All fines imposed by the CNIL, whether they concern private or public actors, are collected by the Treasury and paid into the State budget.

Failure to ensure the security of personal data processed (Article 32 of the GDPR)

The restricted committee noted that FRANCE TRAVAIL had not implemented the technical and organisational measures that could have made the attack more difficult. As a reminder, the implementation of security measures appropriate to the risks is an obligation of means provided for in Article 32 of the GDPR.

In particular, it noted that the authentication procedures allowing CAP EMPLOI advisers to access the FRANCE TRAVAIL information system were not sufficiently robust.

In addition, the restricted committee highlighted the inadequacy of logging measures to detect abnormal behaviour on its information system.
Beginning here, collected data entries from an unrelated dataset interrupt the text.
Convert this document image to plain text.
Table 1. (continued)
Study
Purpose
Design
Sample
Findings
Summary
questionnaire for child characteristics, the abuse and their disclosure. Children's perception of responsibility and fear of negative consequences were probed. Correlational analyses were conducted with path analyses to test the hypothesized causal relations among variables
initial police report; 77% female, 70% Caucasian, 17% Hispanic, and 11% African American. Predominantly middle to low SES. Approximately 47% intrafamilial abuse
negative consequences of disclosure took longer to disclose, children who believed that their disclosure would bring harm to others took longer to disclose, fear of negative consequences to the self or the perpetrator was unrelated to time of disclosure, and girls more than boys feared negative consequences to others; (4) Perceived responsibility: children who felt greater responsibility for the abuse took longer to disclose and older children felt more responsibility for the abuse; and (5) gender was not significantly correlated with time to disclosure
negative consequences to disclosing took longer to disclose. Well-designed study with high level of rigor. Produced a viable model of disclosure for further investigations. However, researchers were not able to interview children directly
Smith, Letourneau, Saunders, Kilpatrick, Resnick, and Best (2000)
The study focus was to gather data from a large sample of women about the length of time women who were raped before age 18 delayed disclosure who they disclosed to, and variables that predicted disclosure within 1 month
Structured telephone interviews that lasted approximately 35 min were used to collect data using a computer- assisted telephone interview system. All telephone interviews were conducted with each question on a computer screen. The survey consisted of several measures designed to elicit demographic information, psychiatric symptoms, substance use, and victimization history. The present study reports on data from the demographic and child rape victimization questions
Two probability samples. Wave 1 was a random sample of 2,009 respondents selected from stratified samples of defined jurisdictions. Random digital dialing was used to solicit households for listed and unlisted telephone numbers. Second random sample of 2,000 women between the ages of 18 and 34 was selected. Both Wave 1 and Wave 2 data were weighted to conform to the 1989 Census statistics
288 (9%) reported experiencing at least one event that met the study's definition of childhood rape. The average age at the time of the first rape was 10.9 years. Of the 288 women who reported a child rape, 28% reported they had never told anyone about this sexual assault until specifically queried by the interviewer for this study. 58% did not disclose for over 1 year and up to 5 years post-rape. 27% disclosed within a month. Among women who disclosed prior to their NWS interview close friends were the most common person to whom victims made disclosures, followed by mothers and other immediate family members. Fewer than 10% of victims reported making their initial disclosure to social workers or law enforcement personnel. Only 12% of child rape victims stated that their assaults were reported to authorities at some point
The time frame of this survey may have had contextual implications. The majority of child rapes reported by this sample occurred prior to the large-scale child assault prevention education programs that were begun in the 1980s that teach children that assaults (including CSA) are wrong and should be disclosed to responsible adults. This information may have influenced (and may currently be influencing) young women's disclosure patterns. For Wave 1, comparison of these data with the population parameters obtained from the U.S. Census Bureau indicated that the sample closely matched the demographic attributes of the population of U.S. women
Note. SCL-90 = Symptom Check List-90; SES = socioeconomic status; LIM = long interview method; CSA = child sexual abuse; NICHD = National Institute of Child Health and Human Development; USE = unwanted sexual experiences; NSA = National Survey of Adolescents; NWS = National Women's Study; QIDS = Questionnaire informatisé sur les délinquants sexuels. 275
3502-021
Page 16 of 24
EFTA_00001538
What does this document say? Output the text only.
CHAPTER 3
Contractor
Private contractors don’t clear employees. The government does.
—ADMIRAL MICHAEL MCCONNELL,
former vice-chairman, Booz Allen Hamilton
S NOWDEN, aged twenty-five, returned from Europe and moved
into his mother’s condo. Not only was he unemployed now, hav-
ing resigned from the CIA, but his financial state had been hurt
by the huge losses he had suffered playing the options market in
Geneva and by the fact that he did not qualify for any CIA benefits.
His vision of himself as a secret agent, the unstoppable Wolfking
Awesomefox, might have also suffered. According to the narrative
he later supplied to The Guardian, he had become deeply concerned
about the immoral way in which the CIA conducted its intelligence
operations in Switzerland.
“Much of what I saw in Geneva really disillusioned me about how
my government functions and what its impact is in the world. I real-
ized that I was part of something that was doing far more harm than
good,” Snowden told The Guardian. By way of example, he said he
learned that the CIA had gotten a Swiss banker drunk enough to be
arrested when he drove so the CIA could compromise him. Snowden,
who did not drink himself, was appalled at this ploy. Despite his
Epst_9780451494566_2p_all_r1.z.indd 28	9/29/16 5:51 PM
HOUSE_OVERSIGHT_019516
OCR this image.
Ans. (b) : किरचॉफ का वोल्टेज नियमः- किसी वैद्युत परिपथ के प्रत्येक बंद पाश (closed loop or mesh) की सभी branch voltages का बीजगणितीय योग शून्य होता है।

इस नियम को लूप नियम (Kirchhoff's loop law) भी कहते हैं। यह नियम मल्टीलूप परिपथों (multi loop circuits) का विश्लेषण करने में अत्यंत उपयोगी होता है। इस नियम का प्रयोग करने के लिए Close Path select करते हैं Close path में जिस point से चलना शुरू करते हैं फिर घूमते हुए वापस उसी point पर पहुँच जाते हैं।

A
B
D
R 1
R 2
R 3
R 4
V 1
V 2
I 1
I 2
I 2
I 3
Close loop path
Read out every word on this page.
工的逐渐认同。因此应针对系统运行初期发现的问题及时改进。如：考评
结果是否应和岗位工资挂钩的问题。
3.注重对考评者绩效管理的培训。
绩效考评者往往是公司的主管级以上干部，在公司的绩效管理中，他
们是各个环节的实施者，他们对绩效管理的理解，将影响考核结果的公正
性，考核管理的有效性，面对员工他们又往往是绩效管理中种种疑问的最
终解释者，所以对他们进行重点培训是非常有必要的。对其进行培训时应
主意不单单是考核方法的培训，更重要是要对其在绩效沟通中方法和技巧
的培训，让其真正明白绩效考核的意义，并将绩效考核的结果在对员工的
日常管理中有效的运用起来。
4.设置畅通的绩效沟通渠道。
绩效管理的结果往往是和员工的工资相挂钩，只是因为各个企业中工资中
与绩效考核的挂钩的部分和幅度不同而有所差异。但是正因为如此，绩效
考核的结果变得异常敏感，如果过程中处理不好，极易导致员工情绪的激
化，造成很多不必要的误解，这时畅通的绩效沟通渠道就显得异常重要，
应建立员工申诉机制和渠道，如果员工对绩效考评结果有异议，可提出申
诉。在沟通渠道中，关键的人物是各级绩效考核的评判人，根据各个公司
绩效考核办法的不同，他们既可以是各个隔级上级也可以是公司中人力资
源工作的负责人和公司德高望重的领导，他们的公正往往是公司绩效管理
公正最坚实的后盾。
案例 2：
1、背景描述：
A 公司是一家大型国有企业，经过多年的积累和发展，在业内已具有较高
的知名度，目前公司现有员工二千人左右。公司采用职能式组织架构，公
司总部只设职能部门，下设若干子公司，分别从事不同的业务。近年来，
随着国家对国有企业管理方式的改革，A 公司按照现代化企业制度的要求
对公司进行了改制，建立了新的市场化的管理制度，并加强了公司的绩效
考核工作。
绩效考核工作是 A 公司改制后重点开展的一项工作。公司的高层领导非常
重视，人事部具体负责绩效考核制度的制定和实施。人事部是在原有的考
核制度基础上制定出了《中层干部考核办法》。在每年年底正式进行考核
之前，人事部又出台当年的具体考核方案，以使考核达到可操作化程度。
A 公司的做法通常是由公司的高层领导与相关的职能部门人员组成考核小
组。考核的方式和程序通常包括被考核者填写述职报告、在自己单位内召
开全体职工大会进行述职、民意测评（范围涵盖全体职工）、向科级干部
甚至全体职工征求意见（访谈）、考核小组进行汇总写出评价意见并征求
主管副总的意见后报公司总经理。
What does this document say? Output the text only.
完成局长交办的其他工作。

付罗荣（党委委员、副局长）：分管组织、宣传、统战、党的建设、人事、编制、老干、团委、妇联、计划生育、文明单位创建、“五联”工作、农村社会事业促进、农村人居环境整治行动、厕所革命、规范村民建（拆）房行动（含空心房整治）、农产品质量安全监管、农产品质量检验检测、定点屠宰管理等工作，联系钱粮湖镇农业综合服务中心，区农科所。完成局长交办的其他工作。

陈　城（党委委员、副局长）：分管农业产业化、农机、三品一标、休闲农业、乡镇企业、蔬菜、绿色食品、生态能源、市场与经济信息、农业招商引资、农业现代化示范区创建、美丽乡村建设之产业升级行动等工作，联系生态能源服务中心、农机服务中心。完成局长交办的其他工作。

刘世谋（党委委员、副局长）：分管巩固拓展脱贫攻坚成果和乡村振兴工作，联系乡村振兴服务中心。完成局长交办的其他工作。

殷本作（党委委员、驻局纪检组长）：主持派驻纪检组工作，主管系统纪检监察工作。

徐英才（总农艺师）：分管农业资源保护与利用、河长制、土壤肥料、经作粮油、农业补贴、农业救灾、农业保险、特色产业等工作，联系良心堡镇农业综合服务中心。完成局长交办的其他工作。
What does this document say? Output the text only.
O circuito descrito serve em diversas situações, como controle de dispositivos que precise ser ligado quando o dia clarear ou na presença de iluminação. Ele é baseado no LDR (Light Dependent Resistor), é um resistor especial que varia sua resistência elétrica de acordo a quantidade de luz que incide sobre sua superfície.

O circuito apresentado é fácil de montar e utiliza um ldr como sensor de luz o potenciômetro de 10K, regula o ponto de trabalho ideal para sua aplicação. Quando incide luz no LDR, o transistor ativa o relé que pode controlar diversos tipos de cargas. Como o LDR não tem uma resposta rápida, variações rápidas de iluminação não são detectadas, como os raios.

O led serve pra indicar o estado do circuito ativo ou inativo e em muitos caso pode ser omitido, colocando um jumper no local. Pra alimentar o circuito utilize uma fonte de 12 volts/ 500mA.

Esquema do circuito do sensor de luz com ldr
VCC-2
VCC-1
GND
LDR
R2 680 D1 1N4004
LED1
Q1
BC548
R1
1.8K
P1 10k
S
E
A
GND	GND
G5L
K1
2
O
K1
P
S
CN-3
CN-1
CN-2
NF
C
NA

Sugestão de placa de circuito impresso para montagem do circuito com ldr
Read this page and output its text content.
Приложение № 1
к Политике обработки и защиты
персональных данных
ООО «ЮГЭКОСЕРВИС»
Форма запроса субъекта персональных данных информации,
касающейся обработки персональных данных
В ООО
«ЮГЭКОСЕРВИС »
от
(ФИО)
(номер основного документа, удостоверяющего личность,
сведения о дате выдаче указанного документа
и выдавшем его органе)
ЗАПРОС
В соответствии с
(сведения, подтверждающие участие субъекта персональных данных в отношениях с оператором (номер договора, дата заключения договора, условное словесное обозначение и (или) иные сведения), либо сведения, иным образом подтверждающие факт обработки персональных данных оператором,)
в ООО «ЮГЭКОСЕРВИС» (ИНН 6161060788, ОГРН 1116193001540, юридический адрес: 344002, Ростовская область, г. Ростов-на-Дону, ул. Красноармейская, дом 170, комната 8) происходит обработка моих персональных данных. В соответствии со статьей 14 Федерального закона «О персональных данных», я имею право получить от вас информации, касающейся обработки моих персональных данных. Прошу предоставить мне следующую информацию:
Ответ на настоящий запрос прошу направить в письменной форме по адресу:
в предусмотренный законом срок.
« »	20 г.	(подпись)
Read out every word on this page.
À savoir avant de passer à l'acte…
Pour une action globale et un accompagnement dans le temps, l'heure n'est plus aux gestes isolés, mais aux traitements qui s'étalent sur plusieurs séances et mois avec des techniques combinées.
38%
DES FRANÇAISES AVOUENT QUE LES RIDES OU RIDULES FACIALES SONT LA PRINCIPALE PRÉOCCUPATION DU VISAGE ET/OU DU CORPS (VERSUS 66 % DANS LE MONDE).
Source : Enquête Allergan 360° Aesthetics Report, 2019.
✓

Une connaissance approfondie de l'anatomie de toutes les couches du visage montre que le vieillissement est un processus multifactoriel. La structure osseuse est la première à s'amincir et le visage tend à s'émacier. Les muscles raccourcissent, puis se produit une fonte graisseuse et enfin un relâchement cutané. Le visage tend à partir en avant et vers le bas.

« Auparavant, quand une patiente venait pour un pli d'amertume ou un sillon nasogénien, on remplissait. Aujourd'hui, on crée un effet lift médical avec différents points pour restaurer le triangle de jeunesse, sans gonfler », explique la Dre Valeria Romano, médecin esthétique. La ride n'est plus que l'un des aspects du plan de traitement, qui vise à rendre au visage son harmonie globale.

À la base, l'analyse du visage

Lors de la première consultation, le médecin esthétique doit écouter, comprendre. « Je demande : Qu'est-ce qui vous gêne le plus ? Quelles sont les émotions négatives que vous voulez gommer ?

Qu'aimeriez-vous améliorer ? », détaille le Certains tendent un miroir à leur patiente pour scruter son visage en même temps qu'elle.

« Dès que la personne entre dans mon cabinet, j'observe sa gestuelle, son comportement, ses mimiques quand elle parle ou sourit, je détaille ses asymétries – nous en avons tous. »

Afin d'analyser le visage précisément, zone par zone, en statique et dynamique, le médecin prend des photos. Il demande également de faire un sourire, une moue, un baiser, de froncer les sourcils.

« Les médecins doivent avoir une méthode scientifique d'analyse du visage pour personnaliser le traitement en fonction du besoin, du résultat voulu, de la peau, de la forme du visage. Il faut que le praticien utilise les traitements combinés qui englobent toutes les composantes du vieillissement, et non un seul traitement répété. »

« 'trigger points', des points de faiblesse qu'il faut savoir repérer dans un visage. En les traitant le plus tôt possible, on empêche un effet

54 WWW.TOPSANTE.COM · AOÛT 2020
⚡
Finally, the restricted committee noted that CAP EMPLOI advisers account access authorisations had been defined too broadly, allowing CAP EMPLOI advisers to access data on individuals they were not supporting, which increased the volume of data accessible to hackers.

In determining the sanction, the restricted committee took into account the fact that most of the appropriate security measures had been identified by FRANCE TRAVAIL, prior to the implementation of the processing, in the impact assessments, but had not actually been implemented.

The role of the CNIL regarding the complainants

The CNIL is the French personal data regulator. It responds to requests from individuals and professionals.

Anyone can lodge a complaint with the CNIL when they encounter difficulties in exercising their rights or to report a breach of personal data protection rules. The CNIL can carry out investigations on organisations and, in the event of breaches, it can decide to sanction them.

However, the CNIL does not have the authority to compensate individuals who lodged a complaint. The individuals concerned may file a complaint with the police.